PCFM Lab, GD HPPC Lab, School of Chemistry, Sun Yat-sen University, 132 Waihuan West Road, HEMC, Guangzhou 510006, China.
Guangdong Engineering Technology Research Centre for Functional Biomaterials, School of Materials Science and Engineering, Sun Yat-sen University, 132 Waihuan West Road, HEMC, Guangzhou 510006, China.
ACS Biomater Sci Eng. 2022 Apr 11;8(4):1644-1655. doi: 10.1021/acsbiomaterials.1c01474. Epub 2022 Mar 31.
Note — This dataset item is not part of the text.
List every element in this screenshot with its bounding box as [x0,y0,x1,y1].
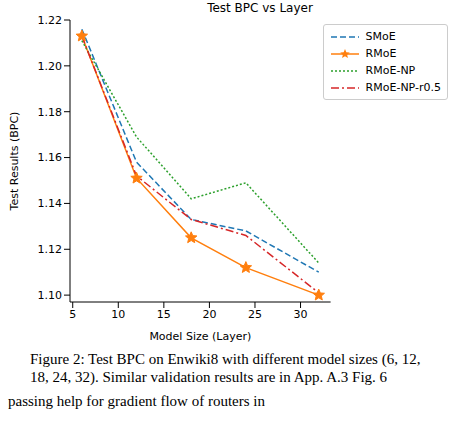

Hydrogel microspheres have drawn great attention as functional three-dimensional (3D) microcarriers for cell attachment and growth, which have shown great potential in cell-based therapies and biomedical research. Hydrogels derived from a decellularized extracellular matrix (dECM) retain the intrinsic physical and biological cues from the native tissues, which often exhibit high bioactivity and tissue-specificity in promoting tissue regeneration. Herein, a novel two-stage temperature-controlling microfluidic system was developed which enabled production of pristine dECM hydrogel microspheres in a high-throughput manner. Porcine decellularized peripheral nerve matrix (pDNM) was used as the model raw dECM material for continuous generation of pDNM microgels without additional supporting materials or chemical crosslinking. The sizes of the microspheres were well-controlled by tuning the feed ratios of water/oil phases into the microfluidic device. The resulting pDNM microspheres (pDNM-MSs) were relatively stable, which maintained a spherical shape and a nanofibrous ultrastructure for at least 14 days. Schwann cells and PC12 cells preseeded on the pDNM-MSs not only showed excellent viability and an adhesive property, but also promoted cell extension compared to the commercially available gelatin microspheres. Moreover, primary neural stem/progenitor cells attached well to the pDNM-MSs, which further facilitated their proliferation. The successfully fabricated dECM hydrogel microspheres provided a highly bioactive microenvironment for 3D cell culture and functionalization, which showed promising potential in versatile biomedical applications.
水凝胶微球作为功能性三维(3D)微载体,可用于细胞附着和生长,在基于细胞的治疗和生物医学研究中显示出巨大的潜力。脱细胞细胞外基质(dECM)衍生的水凝胶保留了天然组织固有的物理和生物学线索,在促进组织再生方面通常表现出很高的生物活性和组织特异性。在此,开发了一种新颖的两阶段温度控制微流控系统,能够以高通量的方式生产原始的 dECM 水凝胶微球。使用猪脱细胞周围神经基质(pDNM)作为模型原始 dECM 材料,无需额外的支撑材料或化学交联,即可连续生成 pDNM 微凝胶。通过调节水/油相进入微流控装置的进料比,可以很好地控制微球的尺寸。所得的 pDNM 微球(pDNM-MSs)相对稳定,至少 14 天内保持球形和纳米纤维超微结构。预先接种在 pDNM-MSs 上的雪旺细胞和 PC12 细胞不仅表现出优异的活力和粘附性,而且与市售明胶微球相比,还促进了细胞的延伸。此外,原代神经干细胞/祖细胞很好地附着在 pDNM-MSs 上,进一步促进了它们的增殖。成功制备的 dECM 水凝胶微球为 3D 细胞培养和功能化提供了高度生物活性的微环境,在各种生物医学应用中显示出巨大的潜力。